Speaking of serverless functions...

Serverless functions

Previously, we had a “custom API” which was a type of serverless function hosted on Google cloud run, using a mix of Docker and express. This worked OK but had some drawbacks.

Our new serverless functions are built for and deployed on, AWS Lambda (just like Netlify and Vercel) and deployed physically close to your backend in the same AWS region. The new serverless functions also enable simple code, types, and package sharing between the front and backend. Perfect if you want to use JavaScript or TypeScript for both your frontend and backend.

Infrastructure

Previously, we used Digital Ocean to host Nhost projects. We did this with a combination of virtual machines (Droplets), RabbitMQ, and custom scripts to manage docker-compose.yaml files. This was error-prone and we were not able to easily scale a customer's backend.

It was time to level up!

From DigitalOcean to AWS

From now on we’re using AWS, and we rebuilt our infrastructure from the ground up with a single focus in mind: Scale!

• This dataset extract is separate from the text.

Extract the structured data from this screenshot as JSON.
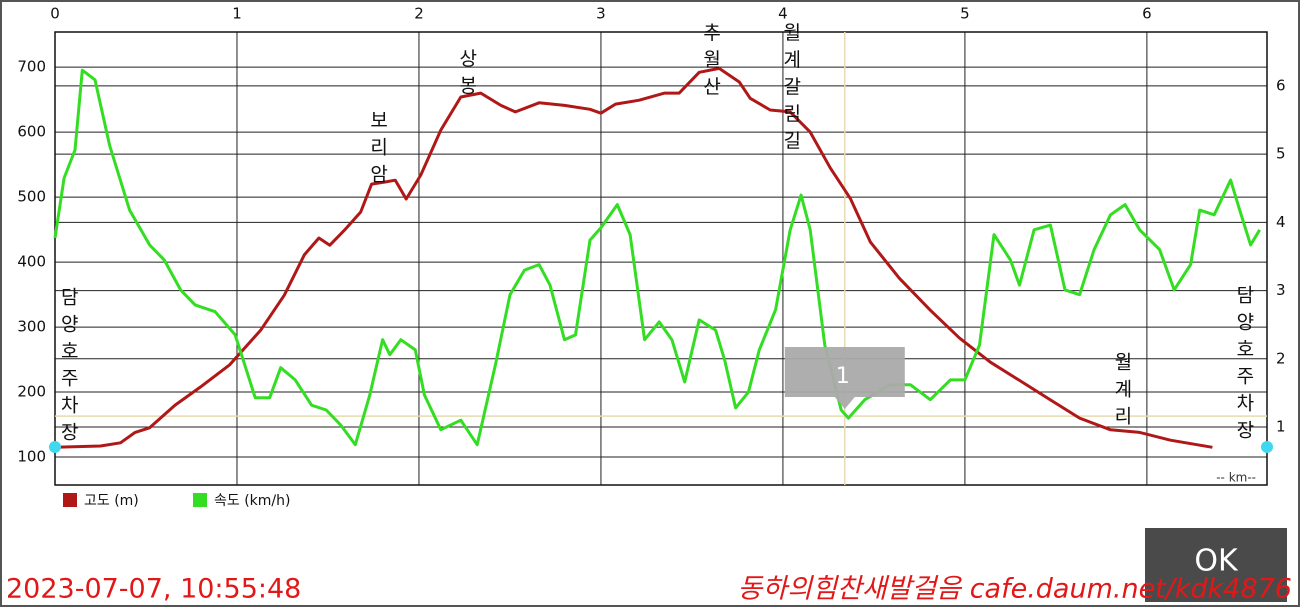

We’re now able to scale any Nhost app horizontally in terms of GraphQL, Authentication, Storage, and serverless functions.

The database is still a bottleneck when it comes to scaling, however, we're using AWS RDS for all our client's databases which enables us to deliver:

Automatic software patching
Automatic fail-over
High-availability
Vertically scaling up to 32 vCPUs and 244 GiB of RAM
Read replicas
... and much more!

AWS also has 26 regions around the world, which will help us deliver backends close to our customers. Something that is particularly important with new national data protection laws.

We’ll continue building out our infrastructure in 2022 to support all types of customers, from students, indie hackers, agencies, startups, SMB to enterprise customers.

In summary, Nhost is ready for scale and our new infrastructure will help us ship new features faster.

This is the beginning of something big!

FAQ for customers using Nhost v1

How should I get started with Nhost v2?

If you are brand new to Nhost, we recommend reading our Get Started guide in our documentation.

If you are already hosting your apps on Nhost please read our Migration Guide on how to migrate your old app to Nhost v2.

Do I need to sign up for a new account for Nhost v2?

If you are new to Nhost just sign up for a new account.

If you are an existing customer, just log in with your existing account details. We have ported your login details over.

How do I access my old apps that I created in the previous version of Nhost?

You can still access your old apps at https://console.nhost.io. However, we urge you to migrate your apps to Nhost v2 as we're planning on shuting down the old platform later this year. More information will follow.

How do I get support with Nhost?

For in-depth technical questions, we recommend raising a Github Discussion this keeps it public and searchable for the community.

For quick questions, please join us on Discord. We have an #ask-anything channel where you can get help from us and the community.